Essa verdade é expressa no livro do Êxodo (3,14) pela resposta de Deus a Moisés: "Eu Sou Aquele que Sou" (ἐγώ εἰμί ὁ ὤν), ou seja, aquele que é absolutamente, sem limite de qualquer espécie. O ente que está presente ante outro ou em relação a outro é limitado. Por conta disso, Suarez propôs que Deus não fosse dito presente, mas adsente (ad esse), pois sua existência não é limitada por nada. O adsente corresponde ao contexto alfa e o presente ao contexto beta.
No texto medieval Liber XXIV philosophorum ("Livro dos 24 Filósofos"), por vezes atribuído a Hermes Trismegistos, autor putativo do Corpus Hermeticum, é dito que "Deus est sphaera infinita cuius centrum est ubique, circumferentia nusquam" (Deus é uma esfera infinita cujo centro está em todos os lugares e cuja circunferência não está em nenhum lugar). A esfera é símbolo do Ser Supremo primeiramente por ser um todo perfeitamente unificado e autocontido. Ela simboliza a inteireza, a completude, e a sua superfície é perfeita, sem ângulos ou arestas.
A esfera tem também um aspecto de abarcamento que deriva da capacidade de sua circunferência de ser estendida ad infinitum para conter em si todas as coisas. O símbolo não é o simbolizado, então resta óbvio que qualquer esfera limitada, por maior que seja ou por mais que estendamos sucessivamente os seus limites, não pode mais do que sugerir uma analogia com Deus. Uma esfera infinita, a rigor, não é mais uma esfera, e serve somente como auxílio ou suporte à compreensão intelectual da adsência absoluta e "omniabarcante" de Deus.
Ora, como visto no capítulo XV, os entes contingentes podem ou não vir a ser.

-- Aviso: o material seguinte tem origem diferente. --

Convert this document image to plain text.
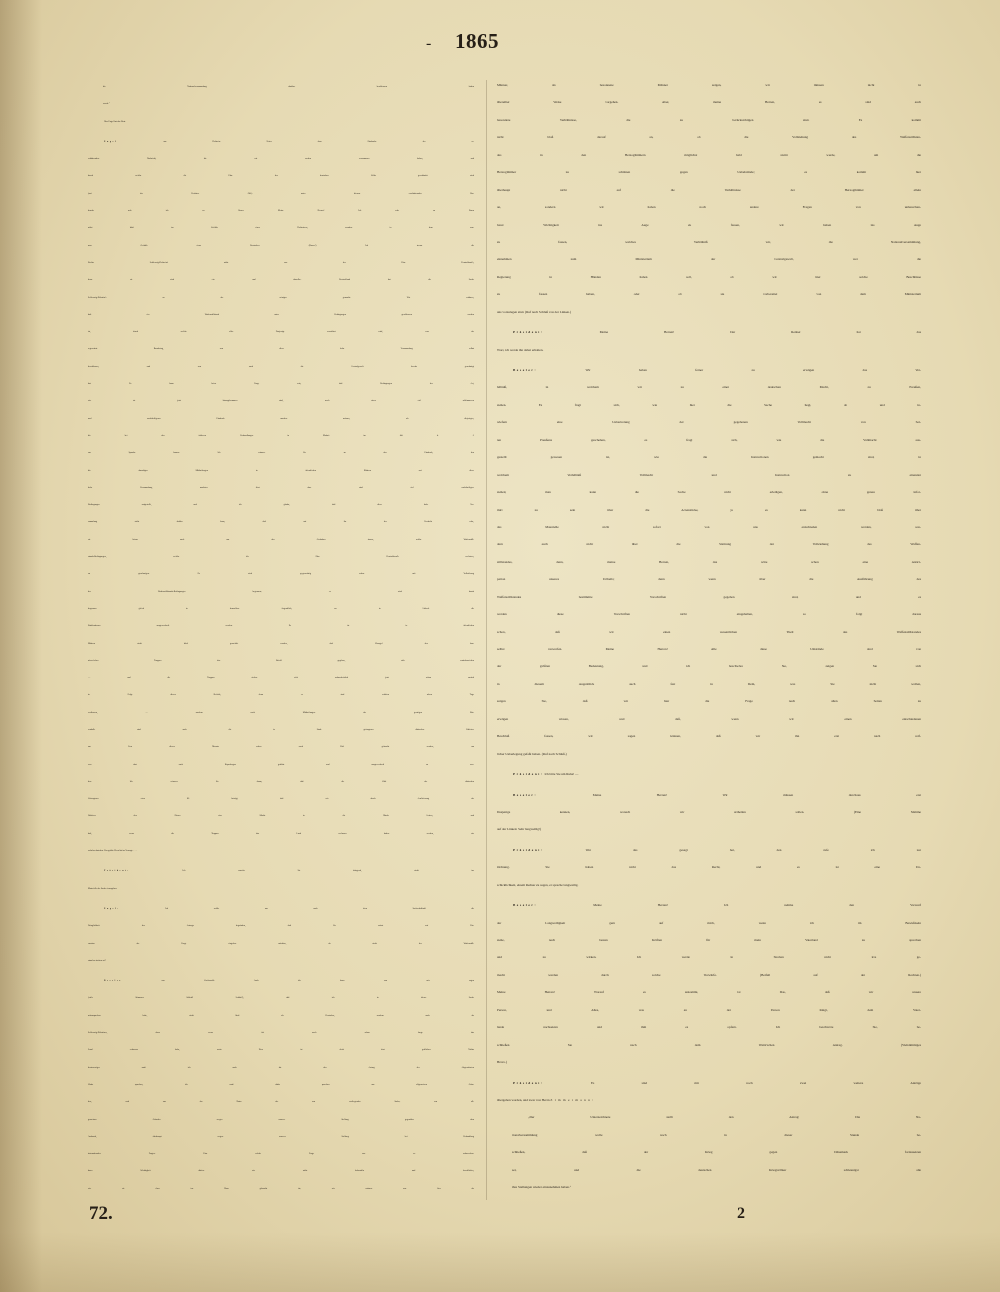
- 1865
die Nationalversammlung darüber beschlossen haben
werde.“
Herr Engel hat das Wort.
Engel aus Holstein: Unter dem Eindrucke der er-
schütternden Nachricht, die wir soeben vernommen haben, und
durch welche die Ehre des deutschen Volks geschändet wird
(auf der Rechten: Oh!): unter diesem erschütternden Ein-
drucke rede ich zu Ihnen. Meine Herren! Ich rede zu Ihnen
nicht bloß im Gefühle eines Holsteiners, sondern in dem war-
men Gefühle eines Deutschen. (Bravo!) Ich trenne die
Rechte Schleswig-Holstein's nicht von der Ehre Deutschland's,
denn sie sind ein und dasselbe. Deutschland hat die Sache
Schleswig-Holstein's zu der seinigen gemacht. Wir erfahren,
daß ein Waffenstillstand unter Bedingungen geschlossen worden
ist, durch welche alles Dasjenige vernichtet wird, was der
regenerirte Bundestag, was diese hohe Versammlung selbst
beschlossen, und was auch die Centralgewalt bereits genehmigt
hat. Es kann keine Frage sein, daß Bedingungen der Art,
wie sie jetzt hinzugekommen sind, noch einen viel schlimmeren
und nachtheiligeren Eindruck machen müssen, als diejenigen,
die bei den früheren Verhandlungen in Malmö im Juli d. J.
zur Sprache kamen. Ich erinnere Sie an den Eindruck, den
die damaligen Mittheilungen in öffentlichen Blättern auf diese
hohe Versammlung machten. Jetzt aber sind viel nachtheiligere
Bedingungen aufgestellt, und ich glaube, daß diese hohe Ver-
sammlung nicht dulden kann, daß auf ihr der Verdacht ruhe,
sie könne auch nur den Gedanken fassen, solche Waffenstill-
stands-Bedingungen, welche die Ehre Deutschland's verletzen,
zu genehmigen. Es wird gegenwärtig schon mit Vollziehung
der Waffenstillstands-Bedingungen begonnen; es wird damit
begonnen gleich in demselben Augenblick, wo in Lübeck die
Ratificationen ausgewechselt werden. Es ist in öffentlichen
Blättern nicht bloß gemeldet worden, daß Wrangel den han-
növer'schen Truppen den Befehl gegeben, sich zurückzuziehen
— und die Truppen ziehen sich wahrscheinlich jetzt schon zurück
in Folge dieses Befehls, denn es sind seitdem schon Tage
verflossen, — sondern nach Mittheilungen der gestrigen Bör-
senhalle sind auch die in Stade gefangenen dänischen Officiere
am 2ten dieses Monats schon nach Kiel gebracht worden, um
von dort nach Kopenhagen geführt und ausgewechselt zu wer-
den. Ich erinnere Sie daran, daß die Zahl der dänischen
Gefangenen etwa 80 beträgt, daß wir durch Auslieferung der
Officiere den Dänen eine Macht in die Hände liefern, und
daß, wenn die Truppen das Land verlassen haben werden, wir
wehrlos dastehen. Das größte Elend ist im Verzuge. . . .
Präsident: Ich ersuche Sie dringend, nicht ins
Materielle der Sache einzugehen.
Engel: Ich wollte nur nach dem Sachverhältniß die
Dringlichkeit des Antrags begründen, daß Sie sofort auf Dis-
cussion der Frage eingehen möchten, ob nicht der Waffenstill-
stand zu sistiren sei?
Beseler von Greifswald: Auch ich kann von mir sagen
(viele Stimmen: Schluß! Schluß!), daß ich in dieser Sache
mitzusprechen habe, nicht bloß als Deutscher, sondern auch als
Schleswig-Holsteiner, denn wenn ich auch schon lange das
Land verlassen habe, mein Herz ist doch dort geblieben. Nichts
destoweniger muß ich auch für den Antrag des Abgeordneten
Waitz sprechen, ich muß dafür sprechen aus allgemeinen Grün-
den, und aus der Natur der uns vorliegenden Sache; aus all-
gemeinen Gründen wegen unserer Stellung gegenüber dem
Auslande, überhaupt wegen unserer Stellung bei Behandlung
internationaler Fragen. Eine solche Frage von so unberechen-
barer Wichtigkeit dürfen wir nicht behandeln und beschließen,
wie sie eben ins Haus gebracht ist; wir müssen uns hier als
Männer, als besonnene Männer zeigen, wir müssen nicht in
übereilter Weise vorgehen. Aber, meine Herren, es sind auch
besondere Verhältnisse, die zu berücksichtigen sind. Es kommt
nicht bloß darauf an, ob die Vollziehung des Waffenstillstan-
des in den Herzogthümern möglichst bald sistirt werde, um die
Herzogthümer zu schützen gegen Uebelstände; es kommt hier
überhaupt nicht auf die Verhältnisse der Herzogthümer allein
an, sondern wir haben noch andere Fragen von unberechen-
barer Wichtigkeit ins Auge zu fassen, wir haben ins Auge
zu fassen, welches Verhältniß wir, die Nationalversammlung,
einnehmen zum Ministerium der Centralgewalt, wer die
Regierung in Händen haben soll, ob wir hier solche Beschlüsse
zu fassen haben, oder ob sie vorbereitet von dem Ministerium
uns vorzulegen sind. (Ruf nach Schluß von der Linken.)
Präsident: Meine Herren! Der Redner hat das
Wort, ich werde ihn dabei erhalten.
Beseler: Wir haben ferner zu erwägen das Ver-
hältniß, in welchem wir zu einer deutschen Macht, zu Preußen,
stehen. Es fragt sich, wie hier die Sache liegt, ob und in-
wiefern eine Uebertretung der gegebenen Vollmacht von Sei-
ten Preußens geschehen, es fragt sich, wie die Vollmacht aus-
gestellt gewesen ist, wie die Instructionen gemacht sind, in
welchem Verhältniß Vollmacht und Instruction zu einander
stehen; man kann die Sache nicht erledigen, ohne genau infor-
mirt zu sein über die Actenstücke, ja es kann nicht bloß über
das Materielle nicht sofort von uns entschieden werden, son-
dern auch nicht über die Sistirung der Vollziehung des Waffen-
stillstandes, denn, meine Herren, das wäre schon eine Antici-
pation unseres Urtheils; denn wenn über die Ausführung des
Waffenstillstandes bestimmte Vorschriften gegeben sind, und es
werden diese Vorschriften nicht eingehalten, so folgt daraus
schon, daß wir einen wesentlichen Theil des Waffenstillstandes
selbst verwerfen. Meine Herren! Alle diese Umstände sind von
der größten Bedeutung, und ich beschwöre Sie, zeigen Sie sich
in diesem Augenblick auch fest in Dem, was Sie nicht wollen,
zeigen Sie, daß wir hier die Frage nach allen Seiten zu
erwägen wissen, und daß, wenn wir einen entschiedenen
Beschluß fassen, wir sagen können, daß wir ihn erst nach reif-
licher Ueberlegung gefaßt haben. (Ruf nach Schluß.)
Präsident: Ich bitte Sie um Ruhe! —
Beseler: Meine Herren! Wir müssen durchaus erst
Dasjenige kennen, wonach wir urtheilen sollen. (Eine Stimme
auf der Linken: Sehr langweilig!)
Präsident: Wer das gesagt hat, den rufe ich zur
Ordnung. Sie haben nicht das Recht, und es ist eine Un-
schicklichkeit, einem Redner zu sagen, er spreche langweilig.
Beseler: Meine Herren! Ich nehme den Vorwurf
der Langweiligkeit gern auf mich, wenn ich im Bewußtsein
stehe, nach besten Kräften für mein Vaterland zu sprechen
und zu wirken. Ich werde in Streben nicht irre ge-
macht werden durch solche Vorwürfe. (Beifall auf der Rechten.)
Meine Herren! Worauf es ankommt, ist Das, daß wir unsere
Person, und Alles, was an der Person hängt, dem Vater-
lande nachsetzen und ihm es opfern. Ich beschwöre Sie, be-
schließen Sie nach dem Waitz'schen Antrag. (Vielstimmiges
Bravo.)
Präsident: Es sind mir noch zwei weitere Anträge
übergeben worden, und zwar von Herrn Zimmermann:
„Der Unterzeichnete stellt den Antrag: Die Na-
tionalversammlung wolle noch in dieser Stunde be-
schließen, daß der Krieg gegen Dänemark fortzusetzen
sei, und die deutschen Kriegsvölker schleunigst alle
ihre Stellungen wieder einzunehmen haben.“
72.	2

Segue-se disso que os futuros contingentes são contraditórios no sentido de que não podem se efetivar e não se efetivar simultaneamente. Tertium non datur. O impossível não tem potência para se realizar porque abriga contradição formal intrínseca. Não faz sentido, então, julgar que Deus seja menos onipotente por não realizar aquilo que não possui qualquer potência para existir.
Afirmar que Deus pode realizar o impossível seria contradizer "a sua onipotência, porque seria afirmar que é capaz de realizar absurdos, de realizar contra as próprias leis, contra a própria regularidade estabelecida pela sua suprema unidade". Além disso, o impossível é um nada, dado que não pode existir por conta de sua contradição intrínseca. Fazer o nada é, rigorosamente, nada fazer.

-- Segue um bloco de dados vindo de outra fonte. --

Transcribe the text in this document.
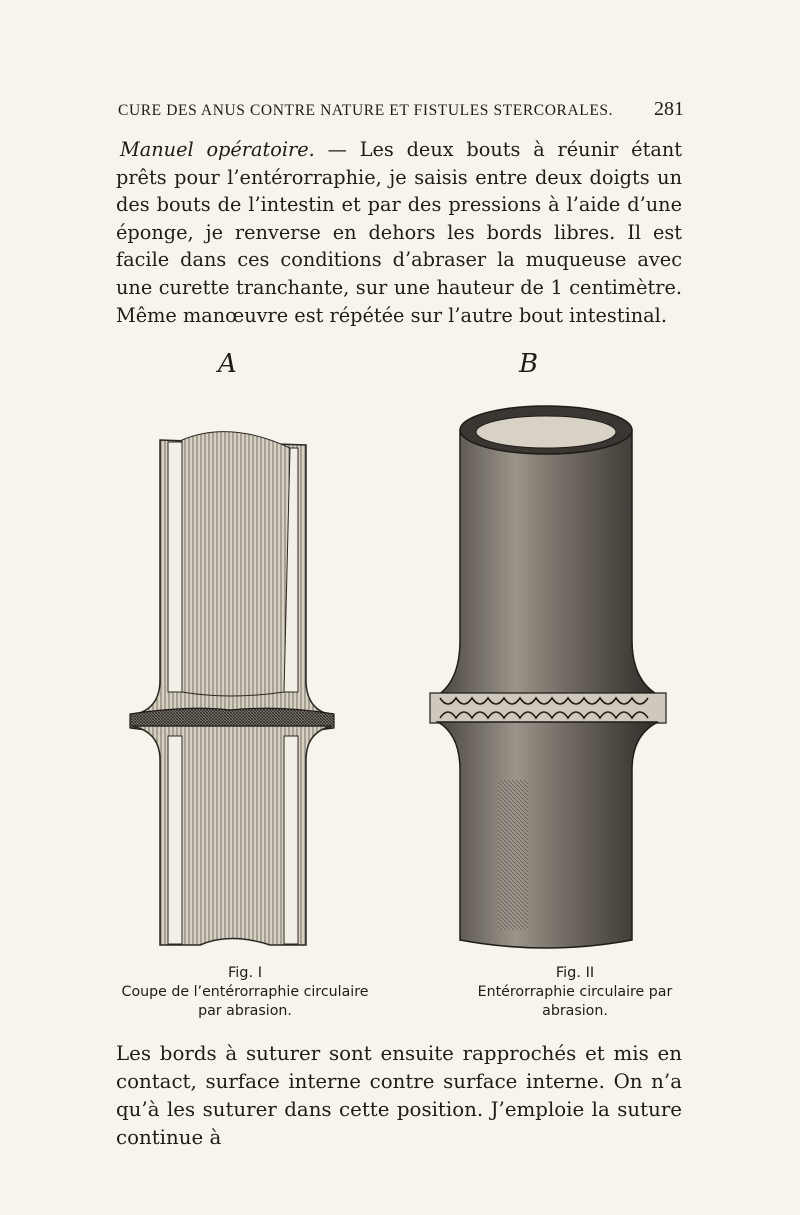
CURE DES ANUS CONTRE NATURE ET FISTULES STERCORALES. 281

Manuel opératoire. — Les deux bouts à réunir étant prêts pour l’entérorraphie, je saisis entre deux doigts un des bouts de l’intestin et par des pressions à l’aide d’une éponge, je renverse en dehors les bords libres. Il est facile dans ces conditions d’abraser la muqueuse avec une curette tranchante, sur une hauteur de 1 centimètre. Même manœuvre est répétée sur l’autre bout intestinal.

A	B
Fig. I
Coupe de l’entérorraphie circulaire
par abrasion.
Fig. II
Entérorraphie circulaire par
abrasion.

Les bords à suturer sont ensuite rapprochés et mis en contact, surface interne contre surface interne. On n’a qu’à les suturer dans cette position. J’emploie la suture continue à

A unicidade do Ser Supremo é absoluta, não comporta divisões, potência receptiva ou acidentes. Se houvesse acidentes, estes teriam de distinguir-se de Deus em alguma medida. Se tivessem sua origem em outro, o ente a se teria recebido os acidentes de fora, o que o tornaria um ente ab alio. Na hipótese de os acidentes emanarem do Ser Supremo, isso implicaria potência receptiva e mudança. As distinções que fazemos dos atributos divinos têm validade para nós, por causa do nosso modo de entendimento, e não correspondem a distinções reais em Deus.
Segundo o que foi demonstrado no capítulo precedente, a totalidade dos seres não pode ser formada pelos entes ab alio, que são produzidos por outros, e, portanto, é necessário que haja um ente a se que contenha em si eminentemente todas as perfeições que se apresentam limitadamente nos entes ab alio. Nestes, portanto, quando existentes, há distinção modal entre essência, aquilo pelo qual a coisa é o que é, e a existência, o exercício de seu ser fora de suas causas.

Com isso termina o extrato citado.